FIG. 18 shows an adjustable shoe fit evaluator 100 in a width checking mode inserted into a shoe 770. The adjustable shoe fit evaluator 100 may be adjusted according to settings determined by the measurements of a user's foot derived from FIG. 17. As shown, the cross arm 102 and multifunctional arm 110 are used in medial and lateral orientations, respectively, to measure the width of the shoe 770. The distal indication surface 124 is shown as contacting the lateral aspect 772 of the inside of the shoe 770. The multifunctional arm 110 is set to a multifunctional arm length setting 750, which is the distance between the lateral surface of the main body portion 140 and an inner edge of the multifunctional block 120. The multifunctional arm 110 is locked into that position by tightening the third locking fastener 160. The cross arm 102 is set to a cross arm length setting 730, and can be locked into place by tightening the fourth locking fastener 162. The first foot feature ball 106 is shown as contacting the medial inside surface 774 of the shoe 770. The connector arm 132 may be set to a connector arm length setting 740, and may be locked into position with respect to the main body portion 140 by tightening the first locking fastener 144.
In order to check the fit of the shoe 770 with respect to width, the adjustable shoe fit evaluator 100 the width checker mode would be inserted into the shoe with the spring 185 of the indicator component 180 fully compressed and the indicator rod 184 locked into place by tightening the indictor block locking fastener 189. Once the adjustable shoe fit evaluator 100 is placed into the shoe 770, the indictor block locking fastener 189 would be loosened and the proximal rod collar clamp 187 would move to contact the heel seat 776 of the shoe 770. The first foot feature ball 106 and distal indication surface 124 would move forward within the shoe 770 until the friction between them and the inside surfaces of the shoe equal the spring force of spring 185, which may cause the motion to stop. The indicator component scale 190 can be read based on the resulting position of the distal rod collar clamp 186. In the example illustrated in FIG. 16, the distal end of the distal rod collar clamp 186 is located over the middle subscale area 193. Thus, the shoe can be judged to be a good width fit for the user's foot. If the distal end of the distal rod collar clamp 186 was located over the distal subscale section 191 of scale 190, then it could be judged that that shoe is too narrow of a width for the user's foot. If the distal end of the distal rod collar clamp 186 was located over the proximal subscale section 194 of scale 190, then it could be judged that that shoe is too wide for the user's foot.

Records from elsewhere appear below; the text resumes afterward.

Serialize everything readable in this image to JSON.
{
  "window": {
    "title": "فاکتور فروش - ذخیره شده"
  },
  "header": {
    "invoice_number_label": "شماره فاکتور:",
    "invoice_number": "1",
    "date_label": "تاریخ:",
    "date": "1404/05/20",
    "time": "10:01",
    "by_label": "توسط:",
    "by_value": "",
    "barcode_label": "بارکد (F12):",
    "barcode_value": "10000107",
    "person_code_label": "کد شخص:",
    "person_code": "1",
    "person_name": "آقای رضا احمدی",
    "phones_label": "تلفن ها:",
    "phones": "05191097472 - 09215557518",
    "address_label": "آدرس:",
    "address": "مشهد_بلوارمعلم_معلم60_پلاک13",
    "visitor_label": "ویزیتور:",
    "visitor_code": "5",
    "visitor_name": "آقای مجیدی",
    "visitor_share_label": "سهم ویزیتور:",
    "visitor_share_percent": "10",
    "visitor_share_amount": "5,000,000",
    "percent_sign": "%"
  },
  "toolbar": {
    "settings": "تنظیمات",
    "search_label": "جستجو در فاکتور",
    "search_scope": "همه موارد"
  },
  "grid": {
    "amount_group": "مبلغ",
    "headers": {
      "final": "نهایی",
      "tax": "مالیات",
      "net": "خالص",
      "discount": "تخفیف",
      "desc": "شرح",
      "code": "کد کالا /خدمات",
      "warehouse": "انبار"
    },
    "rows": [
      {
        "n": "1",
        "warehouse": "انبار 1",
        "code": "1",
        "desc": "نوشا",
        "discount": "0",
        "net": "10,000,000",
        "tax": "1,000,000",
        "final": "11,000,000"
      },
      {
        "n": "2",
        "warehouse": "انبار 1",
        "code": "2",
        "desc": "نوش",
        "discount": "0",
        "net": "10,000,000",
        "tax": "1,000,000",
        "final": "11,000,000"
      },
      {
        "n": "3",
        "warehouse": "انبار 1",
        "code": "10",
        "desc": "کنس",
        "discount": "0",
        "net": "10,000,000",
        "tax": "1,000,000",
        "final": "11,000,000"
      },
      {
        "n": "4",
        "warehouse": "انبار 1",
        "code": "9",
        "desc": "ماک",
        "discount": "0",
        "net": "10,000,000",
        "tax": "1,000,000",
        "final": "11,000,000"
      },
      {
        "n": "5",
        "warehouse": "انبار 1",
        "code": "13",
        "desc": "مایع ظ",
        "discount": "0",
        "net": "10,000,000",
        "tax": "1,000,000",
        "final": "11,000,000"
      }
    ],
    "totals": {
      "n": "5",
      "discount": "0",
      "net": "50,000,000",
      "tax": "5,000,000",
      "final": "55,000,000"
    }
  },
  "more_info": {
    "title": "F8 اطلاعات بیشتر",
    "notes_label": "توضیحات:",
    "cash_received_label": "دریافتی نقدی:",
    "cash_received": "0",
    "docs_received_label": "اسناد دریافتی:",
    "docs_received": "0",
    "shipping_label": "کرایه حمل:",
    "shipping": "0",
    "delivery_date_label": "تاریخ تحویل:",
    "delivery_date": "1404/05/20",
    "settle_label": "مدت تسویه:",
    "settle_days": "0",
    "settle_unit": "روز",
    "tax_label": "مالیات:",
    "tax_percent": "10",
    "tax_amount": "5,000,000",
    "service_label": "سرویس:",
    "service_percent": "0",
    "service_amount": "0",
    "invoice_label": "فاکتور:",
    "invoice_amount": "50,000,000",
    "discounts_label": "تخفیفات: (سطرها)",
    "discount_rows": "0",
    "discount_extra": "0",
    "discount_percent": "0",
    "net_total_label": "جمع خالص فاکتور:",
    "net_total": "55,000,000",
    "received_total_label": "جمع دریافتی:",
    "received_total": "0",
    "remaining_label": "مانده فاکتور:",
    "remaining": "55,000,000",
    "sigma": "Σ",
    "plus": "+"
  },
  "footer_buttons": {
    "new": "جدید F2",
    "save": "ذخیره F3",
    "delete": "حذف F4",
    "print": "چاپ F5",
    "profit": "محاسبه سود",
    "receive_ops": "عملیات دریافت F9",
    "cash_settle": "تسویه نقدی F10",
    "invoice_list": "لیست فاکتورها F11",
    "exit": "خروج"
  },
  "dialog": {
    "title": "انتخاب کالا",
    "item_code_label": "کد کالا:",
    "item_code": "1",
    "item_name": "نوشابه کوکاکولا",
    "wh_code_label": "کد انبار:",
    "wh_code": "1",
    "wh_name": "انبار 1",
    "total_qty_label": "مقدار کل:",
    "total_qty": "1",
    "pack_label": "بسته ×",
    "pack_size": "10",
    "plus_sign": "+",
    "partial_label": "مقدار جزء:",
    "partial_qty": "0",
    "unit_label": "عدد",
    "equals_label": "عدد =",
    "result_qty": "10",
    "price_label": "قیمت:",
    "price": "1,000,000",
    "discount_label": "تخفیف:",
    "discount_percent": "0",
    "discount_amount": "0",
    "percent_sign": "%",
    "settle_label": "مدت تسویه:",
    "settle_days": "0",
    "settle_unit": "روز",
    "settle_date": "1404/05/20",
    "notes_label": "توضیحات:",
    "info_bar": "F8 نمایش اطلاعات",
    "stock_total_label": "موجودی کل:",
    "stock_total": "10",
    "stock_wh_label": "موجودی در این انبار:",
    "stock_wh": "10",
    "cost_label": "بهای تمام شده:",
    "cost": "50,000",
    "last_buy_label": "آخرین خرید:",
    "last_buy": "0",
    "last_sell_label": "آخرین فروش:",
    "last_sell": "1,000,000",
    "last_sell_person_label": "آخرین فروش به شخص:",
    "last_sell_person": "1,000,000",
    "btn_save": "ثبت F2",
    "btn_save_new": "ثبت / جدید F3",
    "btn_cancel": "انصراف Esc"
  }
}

Adjustable shoe fit evaluators of the present technology may include variations of the components and features described above with respect to adjustable shoe fit evaluator 100, some of which are described below. For example, cross arm 102 may have a first foot feature ball 106 that is comprised of larger or smaller spheres or different shapes that can more match other foot features. Indeed, in some examples, a variety of first foot feature balls 106 may be provided and may be interchangeable on the cross arm 102. As another example, the cross arm 102 may be in a form other than a round rod, such as a strip or bar shape, and may be rigid or flexible. The cross arm insertion end 108, multifunctional insertion end, and/or connector arm 132 may be fashioned as a threaded or ribbed structure to articulate with the pathways in the main body portion 140. Locking fasteners may include a screw joint or ball bearing click-stop instead of the illustrated thumbscrew. The main body portion 140 may also come in other shapes, with other variations in the number of openings and holes and ways to lock other arms that can course through it, and variations in fastener types. Indicator component 180 may have interchangeable scale that may be snapped or otherwise secured on top of the indicator base 181. The rod collar clamps 186 and 187 may be shaped in any suitable manner, such as the proximal rod collar clamp having a shape that makes the reading of the scale 190 easier. The spring 185 may be substituted with stronger or weaker spring rates to better match and function with the various scales. The indicator rod 184 may come in different lengths to accommodate different springs and scales. The indicator block locking fastener 189 may come in different lengths or configurations to facilitate the user being able to release it when it is in the shoe.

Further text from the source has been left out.